Cranberry juice can cure ulcers
True or false?
Cranberry juice has a long history as a home remedy for bladder infections. But scientists in recent years have quietly studied whether it might also work against Helicobacter pylori, the bacterium responsible for most ulcers.
Scientists have known for some time that the juice effectively prevents some species of bacteria from adhering to the cell receptors along the urinary tract, which in theory should reduce the risk of bladder infections. The same mechanism is believed to work against ulcer formation: Compounds in cranberry juice called proanthocyanidins are thought to keep H. pylori from adhering to the lining of the stomach.

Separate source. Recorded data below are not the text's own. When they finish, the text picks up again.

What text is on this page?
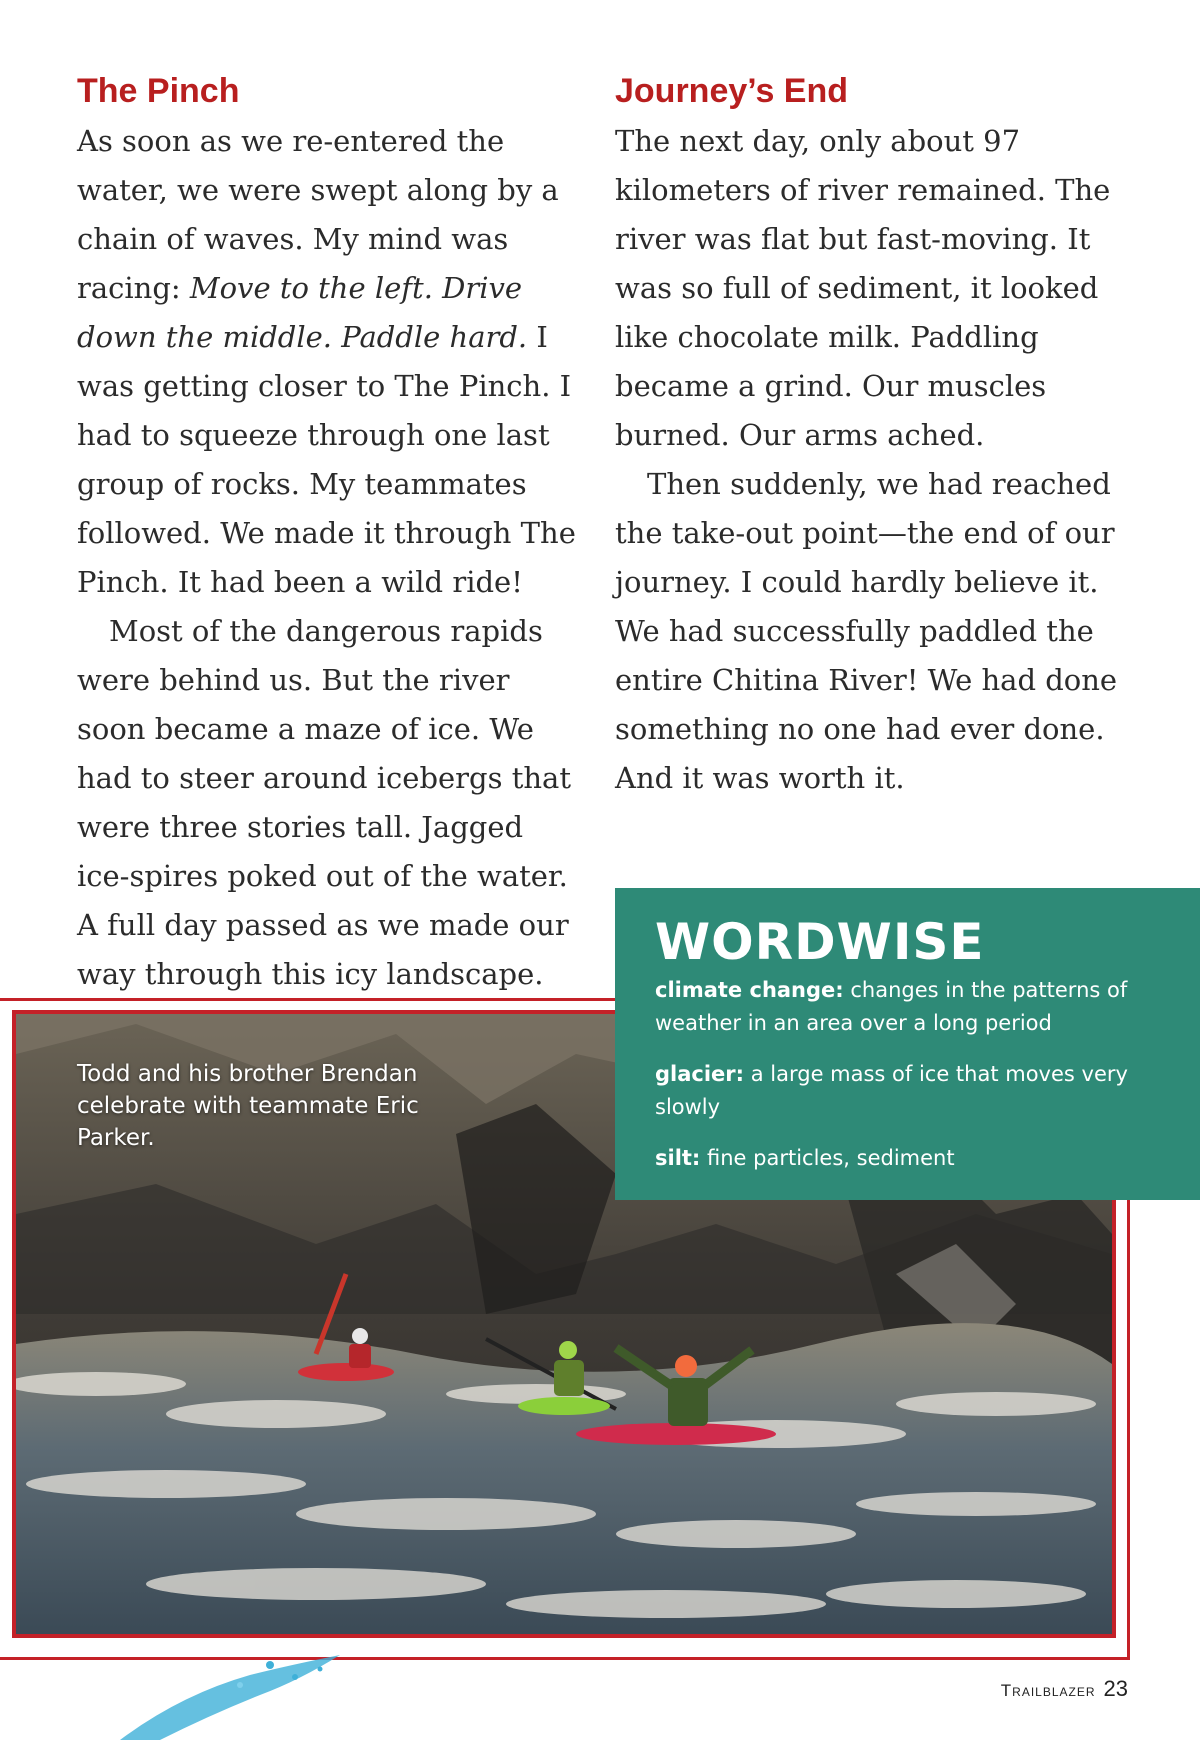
The Pinch

As soon as we re-entered the water, we were swept along by a chain of waves. My mind was racing: Move to the left. Drive down the middle. Paddle hard. I was getting closer to The Pinch. I had to squeeze through one last group of rocks. My teammates followed. We made it through The Pinch. It had been a wild ride!

Most of the dangerous rapids were behind us. But the river soon became a maze of ice. We had to steer around icebergs that were three stories tall. Jagged ice-spires poked out of the water. A full day passed as we made our way through this icy landscape.

Journey’s End

The next day, only about 97 kilometers of river remained. The river was flat but fast-moving. It was so full of sediment, it looked like chocolate milk. Paddling became a grind. Our muscles burned. Our arms ached.

Then suddenly, we had reached the take-out point—the end of our journey. I could hardly believe it. We had successfully paddled the entire Chitina River! We had done something no one had ever done. And it was worth it.

Todd and his brother Brendan celebrate with teammate Eric Parker.
WORDWISE

climate change: changes in the patterns of weather in an area over a long period

glacier: a large mass of ice that moves very slowly

silt: fine particles, sediment

Trailblazer 23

Most studies have found that consuming cranberry juice does seem to produce improvement in people prone to ulcers. In one randomised, double-blind study published in the journal Nutrition in 2008, researchers followed 271 children and teenagers who tested positive for H. pylori. Over three weeks, one group drank 200 millilitres of cranberry juice daily, another was given a probiotic supplement containing competing bacteria, and another received a placebo. At the end of the study, the cranberry group had significantly higher “eradication rates” of H. pylori than the placebo group, and a slightly better rate of improvement than the group taking only probiotics.
A study of almost 200 people published in 2005 had similar results. Drinking one cup of cranberry juice daily eliminated H. pylori in three times as many subjects as a daily cranberrylike placebo juice, though some of the subjects experienced no benefit.
Researchers have found that cranberry juice may help prevent ulcers.